Certainly a difficult task to achieve manhood. Not to mention the boys are forbidden from seeing their mothers during this time, are ritualistically beaten each day, and even have cane sticks shoved into their nostrils to help them build up a pain tolerance.
We've all heard stories about fathers taking their sons on a trip to "buy" their first sexual experience. While it's not quite as prevalent now, it wasn't too long ago that such a gesture was seen as a right of passage. A strange way to enter manhood via a few awkward moments with what was surely a very patient lady of the night.
Well, that's nothing compared to what goes down in Cartagena, Colombia.
Here, it's a well-known tradition to get lucky with some of the local farm animals. The reason? Because pre-marital relations are a big no-no in the largely Catholic country. Thus, a loophole in the system: donkeys.

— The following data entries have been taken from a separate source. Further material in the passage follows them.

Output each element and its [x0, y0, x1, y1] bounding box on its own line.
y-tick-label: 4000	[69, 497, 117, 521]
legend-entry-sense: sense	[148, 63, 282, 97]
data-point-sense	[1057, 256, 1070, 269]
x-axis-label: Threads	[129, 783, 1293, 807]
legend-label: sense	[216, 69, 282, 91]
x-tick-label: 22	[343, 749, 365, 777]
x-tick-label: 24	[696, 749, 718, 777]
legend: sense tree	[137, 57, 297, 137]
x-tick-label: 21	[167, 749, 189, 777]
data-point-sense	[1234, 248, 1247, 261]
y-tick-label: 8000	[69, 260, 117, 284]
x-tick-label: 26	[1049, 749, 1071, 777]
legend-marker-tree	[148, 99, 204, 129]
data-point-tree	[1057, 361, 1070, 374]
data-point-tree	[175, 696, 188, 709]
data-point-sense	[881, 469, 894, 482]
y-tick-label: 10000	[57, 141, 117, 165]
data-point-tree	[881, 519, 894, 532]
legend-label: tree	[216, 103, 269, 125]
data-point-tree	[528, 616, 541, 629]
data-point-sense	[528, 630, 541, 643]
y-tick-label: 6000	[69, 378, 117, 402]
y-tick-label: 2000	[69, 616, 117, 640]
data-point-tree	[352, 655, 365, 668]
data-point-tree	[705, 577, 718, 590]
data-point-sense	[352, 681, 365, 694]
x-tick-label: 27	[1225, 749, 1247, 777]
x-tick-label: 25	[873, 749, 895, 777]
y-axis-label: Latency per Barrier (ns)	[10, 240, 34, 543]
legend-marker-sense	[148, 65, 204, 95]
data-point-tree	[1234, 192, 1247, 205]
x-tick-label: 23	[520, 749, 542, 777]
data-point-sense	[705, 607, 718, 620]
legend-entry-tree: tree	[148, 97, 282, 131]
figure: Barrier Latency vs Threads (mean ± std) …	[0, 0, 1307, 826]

To make matters worse, or, at least more complicated depending on your view, the locals believe banging donkeys will eventually make them more powerful lovers, and even allow their peens to grow beyond their natural state. Truly, Mexico's infamous "Donkey Shows" have nothing on Cartagena.
In the United States, we've been known to practice a fun-but-equally-infuriating game called "Yankee Swap" during the holiday season. The rules are simple: bring a gift to the gift exchange, and everyone else takes turns swapping for what could either be an amazing present - or another coffee mug warmer that will certainly be re-gifted next year.
In the case of West Africa's Wodaabe Tribe, they take Yankee Swap very seriously...
But not everyone brings a gift. And they certainly don't bring coffee mug warmers. And instead, they try to steal your wife.
Apparently, it's all fair game with members of the Wodaabe, who, every year during their Gerewol Festival, don elaborate makeup and costumes in order to woo potential brides by performing a dance called togu for them. To the Wodaabe men, they believe the togu dance is so powerful that it can make married women fall in love with them.
The catch? Sometimes it actually works. And if the female member of the tribe decides to run away with her potential suitor, then the tribe must publicly recognize the new couple.
In the past, Native American tribes often performed a rain dance, a ritual that was said to summon rain clouds and give way to a prosperous harvest for the year. More rain meant more crops could grow.
But in ancient Egypt, the pharaohs took the idea a little bit further. They believed that Atum, the Egyptian God of Creation, created the universe from his ejaculation, and that the Nile River is the direct representation of that miraculous torrent.
Thus, in hopes of receiving plentiful amounts of water for their people, the pharaohs were said to mirror Atum's act - and "relieve themselves" directly into the Nile itself.